Siamo arrivati al gran finale: “The Greatest Show On Earth”, una suite ambiziosa della lunghezza di 24 minuti. I Nightwish ci hanno già abituato nei precedenti album alla presenza di queste suite dalla durata più lunga dei soliti pezzi: impossibile dimenticare le stupende “Ghost Love Score” o “Beauty Of The Beast”. Ma questa volta è differente, la volontà del pezzo è grandiosa, l’ambizione è quella di porsi come un pilastro a sé stante in grado di riassumere tutto il senso dell’album mettendo in musica la meraviglia dell’evoluzione sulla Terra, dispiegando tutti gli strumenti possibili e confermando l’assoluta assenza di confini musicali per la band.
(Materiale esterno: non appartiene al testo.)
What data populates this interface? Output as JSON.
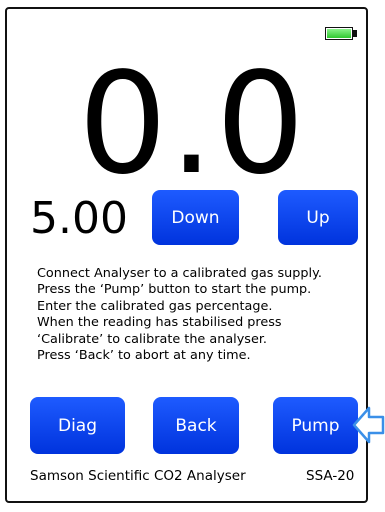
{
  "battery": {
    "level": 1.0,
    "color": "#2ec82e",
    "icon": "battery-full-icon"
  },
  "display": {
    "reading": "0.0",
    "setpoint": "5.00"
  },
  "buttons": {
    "down": "Down",
    "up": "Up",
    "diag": "Diag",
    "back": "Back",
    "pump": "Pump"
  },
  "instructions": [
    "Connect Analyser to a calibrated gas supply.",
    "Press the ‘Pump’ button to start the pump.",
    "Enter the calibrated gas percentage.",
    "When the reading has stabilised press",
    "‘Calibrate’ to calibrate the analyser.",
    "Press ‘Back’ to abort at any time."
  ],
  "footer": {
    "product": "Samson Scientific CO2 Analyser",
    "model": "SSA-20"
  },
  "colors": {
    "button": "#0033dd",
    "pointer": "#3a8fe8"
  }
}
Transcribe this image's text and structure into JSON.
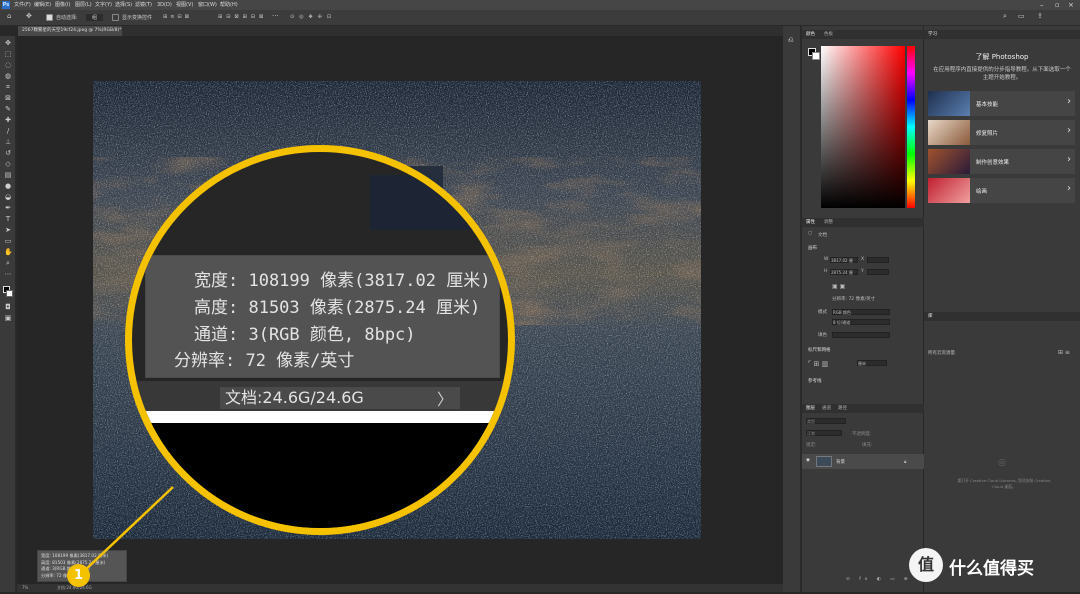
{
  "menubar": {
    "logo": "Ps",
    "items": [
      "文件(F)",
      "编辑(E)",
      "图像(I)",
      "图层(L)",
      "文字(Y)",
      "选择(S)",
      "滤镜(T)",
      "3D(D)",
      "视图(V)",
      "窗口(W)",
      "帮助(H)"
    ]
  },
  "options": {
    "auto_select": "自动选择:",
    "auto_select_value": "组",
    "show_transform": "显示变换控件"
  },
  "document_tab": {
    "label": "2567颗繁星的天空19cf24.jpeg @ 7%(RGB/8)*"
  },
  "status": {
    "zoom": "7%",
    "info": "文档:24.6G/24.6G"
  },
  "info_small": {
    "lines": [
      "宽度: 108199 像素(3817.02 厘米)",
      "高度: 81503 像素(2875.24 厘米)",
      "通道: 3(RGB 颜色, 8bpc)",
      "分辨率: 72 像素/英寸"
    ]
  },
  "magnifier": {
    "width_line": "宽度: 108199 像素(3817.02 厘米)",
    "height_line": "高度: 81503 像素(2875.24 厘米)",
    "channels_line": "通道: 3(RGB 颜色, 8bpc)",
    "resolution_line": "分辨率: 72 像素/英寸",
    "doc_line": "文档:24.6G/24.6G",
    "chevron": "〉"
  },
  "badge": {
    "number": "1"
  },
  "panels": {
    "color_tabs": [
      "颜色",
      "色板"
    ],
    "properties_tabs": [
      "属性",
      "调整"
    ],
    "doc_label": "文档",
    "canvas_section": "画布",
    "W_label": "W",
    "W_value": "3817.02 厘",
    "H_label": "H",
    "H_value": "2875.24 厘",
    "X_label": "X",
    "Y_label": "Y",
    "resolution": "分辨率: 72 像素/英寸",
    "mode_label": "模式",
    "mode_value": "RGB 颜色",
    "depth_value": "8 位/通道",
    "fill_label": "填色",
    "rulers_section": "标尺和网格",
    "rulers_unit": "厘米",
    "guides_section": "参考线",
    "layers_tabs": [
      "图层",
      "通道",
      "路径"
    ],
    "layer_kind": "类型",
    "blend_mode": "正常",
    "opacity_label": "不透明度:",
    "lock_label": "锁定:",
    "fill_short": "填充:",
    "layer_name": "背景"
  },
  "learn": {
    "tab": "学习",
    "title": "了解 Photoshop",
    "desc": "在应用程序内直接提供的分步指导教程。从下面选取一个主题开始教程。",
    "cards": [
      "基本技能",
      "修复照片",
      "制作创意效果",
      "绘画"
    ],
    "lib_tab": "库",
    "lib_select": "所有云资源量",
    "cc_note": "要打开 Creative Cloud Libraries, 您须安装 Creative Cloud 桌面。"
  },
  "watermark": {
    "logo": "值",
    "text": "什么值得买"
  }
}
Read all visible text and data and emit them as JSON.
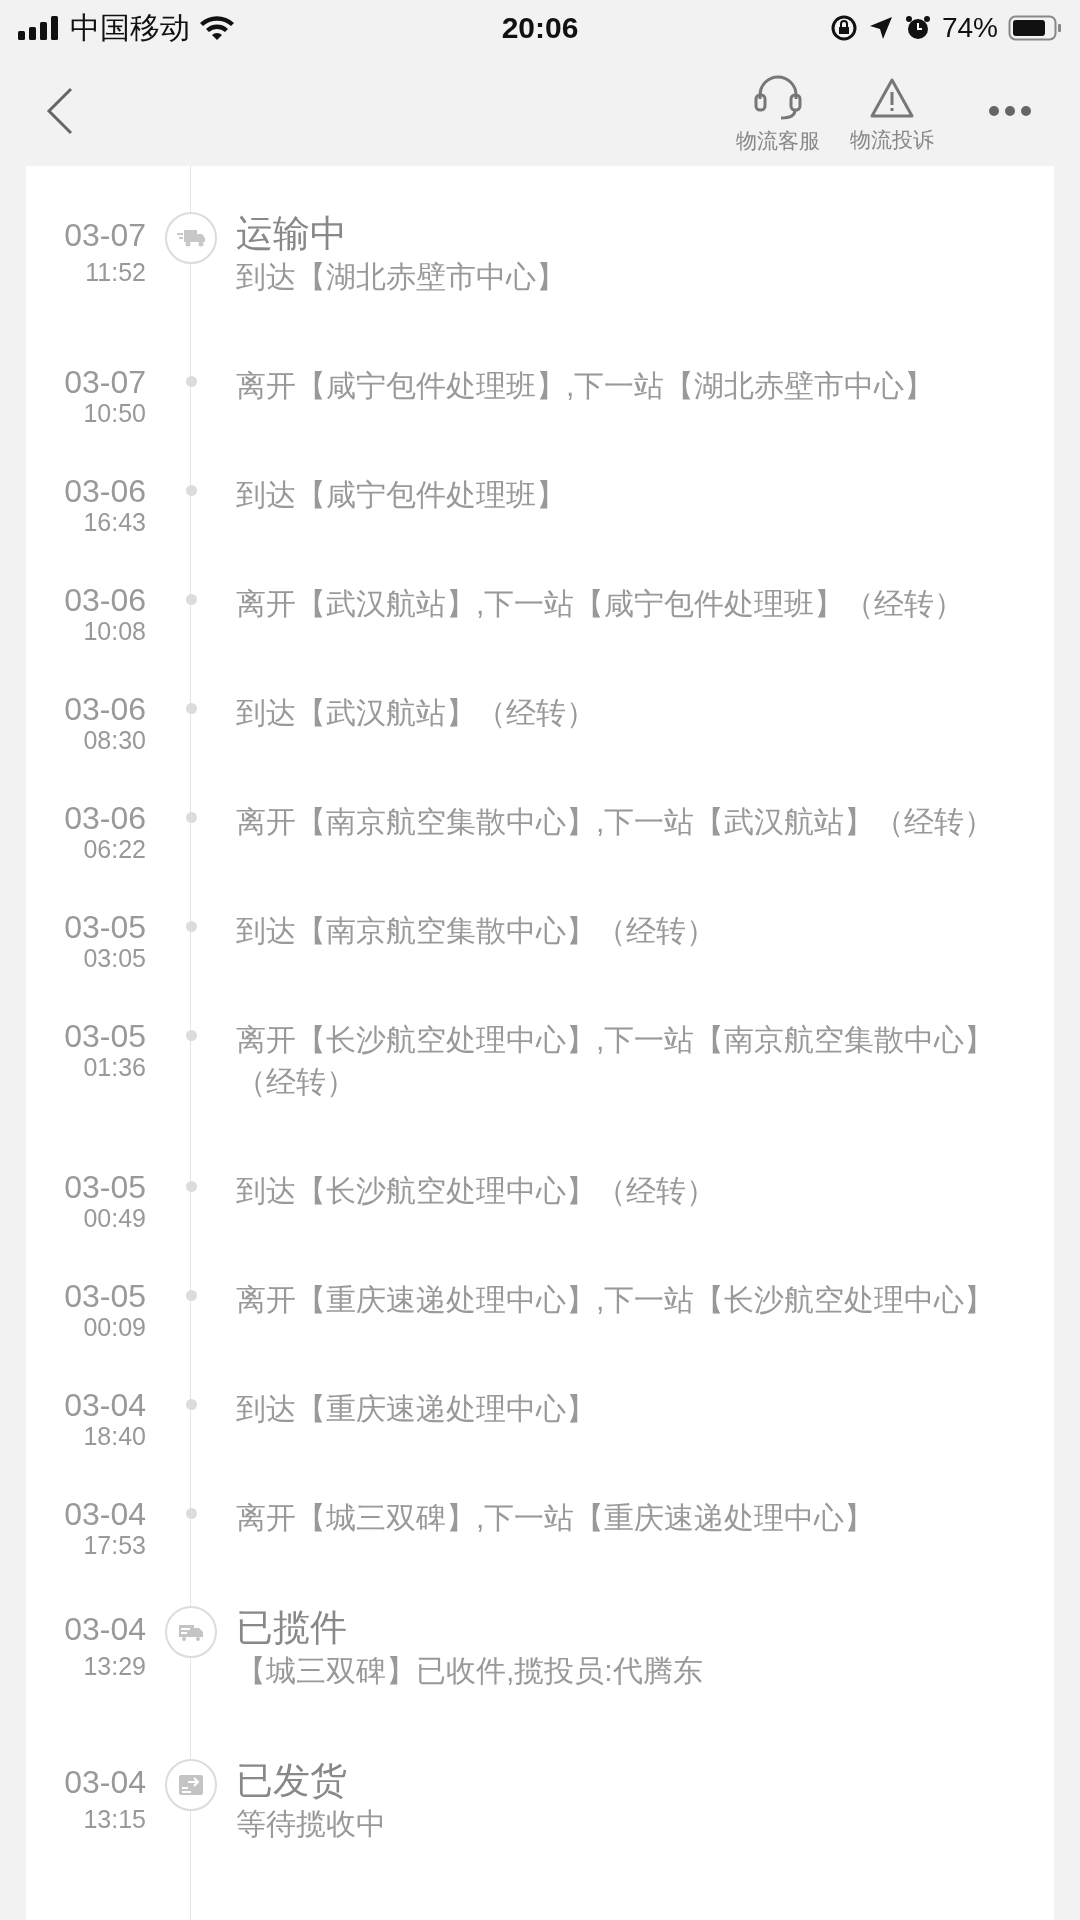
{
  "status_bar": {
    "carrier": "中国移动",
    "time": "20:06",
    "battery": "74%"
  },
  "nav": {
    "actions": [
      {
        "kind": "service",
        "label": "物流客服"
      },
      {
        "kind": "complaint",
        "label": "物流投诉"
      }
    ]
  },
  "events": [
    {
      "kind": "transit",
      "date": "03-07",
      "time": "11:52",
      "title": "运输中",
      "detail": "到达【湖北赤壁市中心】"
    },
    {
      "kind": "step",
      "date": "03-07",
      "time": "10:50",
      "detail": "离开【咸宁包件处理班】,下一站【湖北赤壁市中心】"
    },
    {
      "kind": "step",
      "date": "03-06",
      "time": "16:43",
      "detail": "到达【咸宁包件处理班】"
    },
    {
      "kind": "step",
      "date": "03-06",
      "time": "10:08",
      "detail": "离开【武汉航站】,下一站【咸宁包件处理班】（经转）"
    },
    {
      "kind": "step",
      "date": "03-06",
      "time": "08:30",
      "detail": "到达【武汉航站】（经转）"
    },
    {
      "kind": "step",
      "date": "03-06",
      "time": "06:22",
      "detail": "离开【南京航空集散中心】,下一站【武汉航站】（经转）"
    },
    {
      "kind": "step",
      "date": "03-05",
      "time": "03:05",
      "detail": "到达【南京航空集散中心】（经转）"
    },
    {
      "kind": "step",
      "date": "03-05",
      "time": "01:36",
      "detail": "离开【长沙航空处理中心】,下一站【南京航空集散中心】（经转）"
    },
    {
      "kind": "step",
      "date": "03-05",
      "time": "00:49",
      "detail": "到达【长沙航空处理中心】（经转）"
    },
    {
      "kind": "step",
      "date": "03-05",
      "time": "00:09",
      "detail": "离开【重庆速递处理中心】,下一站【长沙航空处理中心】"
    },
    {
      "kind": "step",
      "date": "03-04",
      "time": "18:40",
      "detail": "到达【重庆速递处理中心】"
    },
    {
      "kind": "step",
      "date": "03-04",
      "time": "17:53",
      "detail": "离开【城三双碑】,下一站【重庆速递处理中心】"
    },
    {
      "kind": "pickup",
      "date": "03-04",
      "time": "13:29",
      "title": "已揽件",
      "detail": "【城三双碑】已收件,揽投员:代腾东"
    },
    {
      "kind": "shipped",
      "date": "03-04",
      "time": "13:15",
      "title": "已发货",
      "detail": "等待揽收中"
    }
  ]
}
Quel che è certo è che richiede più ascolti, e non necessariamente troverà molti consensi. E’ un viaggio incredibilmente ispirato e visionario, può comunicare moltissimo e al tempo stesso annoiare: l’esito dipenderà senza dubbio dall’inclinazione dell’ascoltatore.
“Coloro che moriranno sono più fortunati di coloro che non sono mai nati”, recita la voce di Dawkins, e coloro che concederanno a quest’album più ascolti scopriranno maggior tesori di quelli che si limiteranno al freddo impatto iniziale, aggiungo io.
Lo ammetto, non ho sentito l’ispirazione del buon vecchio Tuomas riempire di magia questo “Endless Forms Most Beautiful” come sapeva fare nei bei tempi andati o come ci ha dimostrato nel recentissimo disco solista inseguendo il miraggio di mettere in musica un sogno.
Eppure l’alto livello di struttura, composizione, e maniacale orchestrazione di tutte le parti che questi musicisti sanno regalare rimane comunque un punto di forza della band e il motivo per cui consiglio a tutti l’ascolto.

Tracklist:

1. Shudder Before The Beautiful
2. Weak Fantasy
3. Élan
4. Yours Is An Empty Hope
5. Our Decades In The Sun
6. My Walden
7. Endless Forms Most Beautiful
8. Edema Ruh
9. Alpenglow
10. The Eyes Of Sharbat Gula
11. The Greatest Show On Earth

Line-up:

Floor Jansen (Voce)
Marco Hietala (Basso, Voce)
Emppu Vourinen (Chitarra)
Troy Donockley (Uillean Pipes, Tin Whistle)
Tuomas Holopainen (Tastiera)
Kai Hahto (Batteria)

Sito ufficiale: http://nightwish.com/en
Facebook: https://www.facebook.com/nightwish
Etichetta Nuclear Blast – http://www.nuclearblast.de

  1. apuano says:

    dopo una decina di ascolti penso di avere le idee chiare. è un album da 75-78, quindi non un capolavoro ma nemmeno una ciofeca. al primo ascolto ho smoccolato per alcuni riffs triti e ritriti (l’attacco di dark chest of wonder grida vendetta) oltre al fatto che secondo me elàn è il peggior singolo mai scritto dai nightwish, ogni volta parte il tasto skip. stesso discorso per enema ruh, come fanno a piacere queste due canzoni dio solo lo sa. mi hanno invece emozionato le prime due (shadder… e weak fantasy) e la strumentale the eyes.. mi hanno divertito my walden e alpenglow e la suite finale è un bel manifesto su come l’essere umano aveva avuto la possibilità di godersi questo pianeta mentre invece ha privilegiato la sete di potere e di prevaricazione sul prossimo, inteso come volontà di dominare uomini, animali e ambiente. promossi, in giro c’è di peggio.